O café voltou a chamar atenção nas pesquisas sobre fígado gorduroso, mas a mensagem mais segura não é tratar a bebida como remédio. O que os estudos permitem dizer é que a xícara pode fazer parte de uma rotina saudável, enquanto perda de peso, alimentação equilibrada e atividade física seguem como pilares do cuidado.
Por que o café entrou no radar
O café tem compostos bioativos, como cafeína e polifenóis, que podem influenciar inflamação, metabolismo da glicose e estresse oxidativo. Esses mecanismos são estudados porque o fígado gorduroso costuma estar ligado a resistência à insulina, obesidade abdominal e alterações de colesterol e triglicerídeos.
Mesmo assim, observar uma possível associação não significa que o café trate a doença. O efeito pode variar conforme quantidade, tipo de preparo, presença de açúcar, dieta total e saúde metabólica de cada pessoa.
O que o estudo científico mostrou
Segundo a revisão sistemática e meta-análise Effect of coffee and coffee extract on liver function test in non-alcoholic fatty liver disease patients, publicada na revista Gastroenterology and Hepatology From Bed to Bench, ainda não há evidência suficiente para afirmar que café ou extrato de café reduzam ALT e AST em pessoas com fígado gorduroso não alcoólico.

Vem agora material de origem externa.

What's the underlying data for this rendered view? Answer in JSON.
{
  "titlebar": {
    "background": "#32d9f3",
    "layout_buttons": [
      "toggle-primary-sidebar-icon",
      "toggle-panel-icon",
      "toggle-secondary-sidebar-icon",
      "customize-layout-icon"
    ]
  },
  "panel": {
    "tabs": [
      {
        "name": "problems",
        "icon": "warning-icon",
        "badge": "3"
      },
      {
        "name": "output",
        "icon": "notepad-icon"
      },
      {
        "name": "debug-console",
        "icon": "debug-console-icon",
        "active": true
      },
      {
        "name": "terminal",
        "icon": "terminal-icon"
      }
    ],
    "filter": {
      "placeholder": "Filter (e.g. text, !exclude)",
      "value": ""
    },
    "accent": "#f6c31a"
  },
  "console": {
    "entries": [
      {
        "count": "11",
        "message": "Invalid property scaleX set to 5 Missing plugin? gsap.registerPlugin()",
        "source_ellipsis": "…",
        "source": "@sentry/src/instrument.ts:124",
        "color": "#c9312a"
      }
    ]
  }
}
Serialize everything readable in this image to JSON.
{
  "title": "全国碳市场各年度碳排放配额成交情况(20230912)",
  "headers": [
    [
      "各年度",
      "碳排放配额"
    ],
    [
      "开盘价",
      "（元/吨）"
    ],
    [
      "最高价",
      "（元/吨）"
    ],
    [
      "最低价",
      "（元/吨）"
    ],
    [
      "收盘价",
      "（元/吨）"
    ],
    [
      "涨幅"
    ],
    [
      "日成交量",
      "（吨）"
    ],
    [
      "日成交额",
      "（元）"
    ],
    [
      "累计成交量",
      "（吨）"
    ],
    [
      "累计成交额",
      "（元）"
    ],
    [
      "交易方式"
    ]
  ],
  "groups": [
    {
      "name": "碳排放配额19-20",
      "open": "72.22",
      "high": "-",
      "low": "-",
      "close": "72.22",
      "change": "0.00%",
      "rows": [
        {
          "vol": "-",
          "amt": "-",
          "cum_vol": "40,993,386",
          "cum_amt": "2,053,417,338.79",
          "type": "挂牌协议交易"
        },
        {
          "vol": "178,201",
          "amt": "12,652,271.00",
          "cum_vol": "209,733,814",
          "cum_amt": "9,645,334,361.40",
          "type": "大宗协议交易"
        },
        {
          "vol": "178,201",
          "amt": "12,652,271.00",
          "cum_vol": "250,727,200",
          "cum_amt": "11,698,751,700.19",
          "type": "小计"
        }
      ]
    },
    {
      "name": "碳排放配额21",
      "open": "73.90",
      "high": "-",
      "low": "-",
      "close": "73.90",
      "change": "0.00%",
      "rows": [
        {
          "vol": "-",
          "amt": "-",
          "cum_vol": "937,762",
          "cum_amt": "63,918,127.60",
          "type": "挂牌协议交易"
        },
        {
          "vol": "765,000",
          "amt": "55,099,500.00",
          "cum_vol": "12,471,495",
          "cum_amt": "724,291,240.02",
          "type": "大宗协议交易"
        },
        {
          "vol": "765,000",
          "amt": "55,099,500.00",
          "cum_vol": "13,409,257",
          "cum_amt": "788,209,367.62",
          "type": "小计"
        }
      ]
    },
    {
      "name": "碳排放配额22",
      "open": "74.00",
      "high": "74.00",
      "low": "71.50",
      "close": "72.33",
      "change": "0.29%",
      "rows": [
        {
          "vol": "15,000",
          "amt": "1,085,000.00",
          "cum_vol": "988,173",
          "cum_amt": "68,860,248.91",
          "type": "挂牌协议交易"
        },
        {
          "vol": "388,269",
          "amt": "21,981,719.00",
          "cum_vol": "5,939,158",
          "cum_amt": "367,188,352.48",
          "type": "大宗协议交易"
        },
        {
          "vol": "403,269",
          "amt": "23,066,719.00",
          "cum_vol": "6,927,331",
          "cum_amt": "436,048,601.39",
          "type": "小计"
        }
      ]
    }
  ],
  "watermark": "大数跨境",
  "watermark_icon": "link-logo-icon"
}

A análise reuniu ensaios clínicos randomizados até novembro de 2024 e incluiu 4 estudos. Os autores não encontraram efeito significativo sobre as enzimas hepáticas, destacando limitações como pequeno número de pesquisas, amostras reduzidas e acompanhamento curto.

O que dá para dizer com segurança
O estudo ajuda a colocar o tema no lugar certo: café pode ser investigado como parte do estilo de vida, mas não deve ser vendido como tratamento isolado.
- Café não substitui perda de peso quando há excesso de gordura corporal.
- Não corrige sozinho resistência à insulina, diabetes ou triglicerídeos altos.
- Não deve ser usado para compensar álcool, açúcar ou ultraprocessados.
- Pode ser uma bebida melhor que opções açucaradas, quando consumido sem excesso.
- O impacto depende do conjunto da alimentação e da rotina.
Em outras palavras, a xícara pode entrar no plano, mas não deve ocupar o lugar do diagnóstico, dos exames e das mudanças principais.
Como tomar sem atrapalhar
Para quem já gosta de café, alguns cuidados ajudam a evitar que a bebida venha acompanhada de hábitos que pioram o metabolismo.
- Evite excesso de açúcar, leite condensado, chantilly e xaropes.
- Prefira café simples, coado ou espresso, conforme tolerância.
- Evite grandes quantidades se houver insônia, ansiedade ou palpitações.
- Observe refluxo, gastrite ou piora de desconfortos digestivos.
- Não use extratos ou cápsulas concentradas sem orientação.
Veja também causas, sintomas e cuidados para gordura no fígado.

O que realmente muda o risco
No fígado gorduroso, as medidas com maior impacto continuam sendo reduzir excesso de peso quando necessário, praticar atividade física, melhorar a qualidade dos carboidratos, reduzir ultraprocessados, controlar diabetes e limitar álcool.
Procure avaliação se houver exames de fígado alterados, dor ou peso do lado direito do abdômen, diabetes, obesidade, colesterol alto ou histórico de doença hepática. O acompanhamento ajuda a avaliar inflamação, fibrose e necessidade de tratamento individualizado.
Este conteúdo é apenas informativo e não substitui a avaliação de um médico.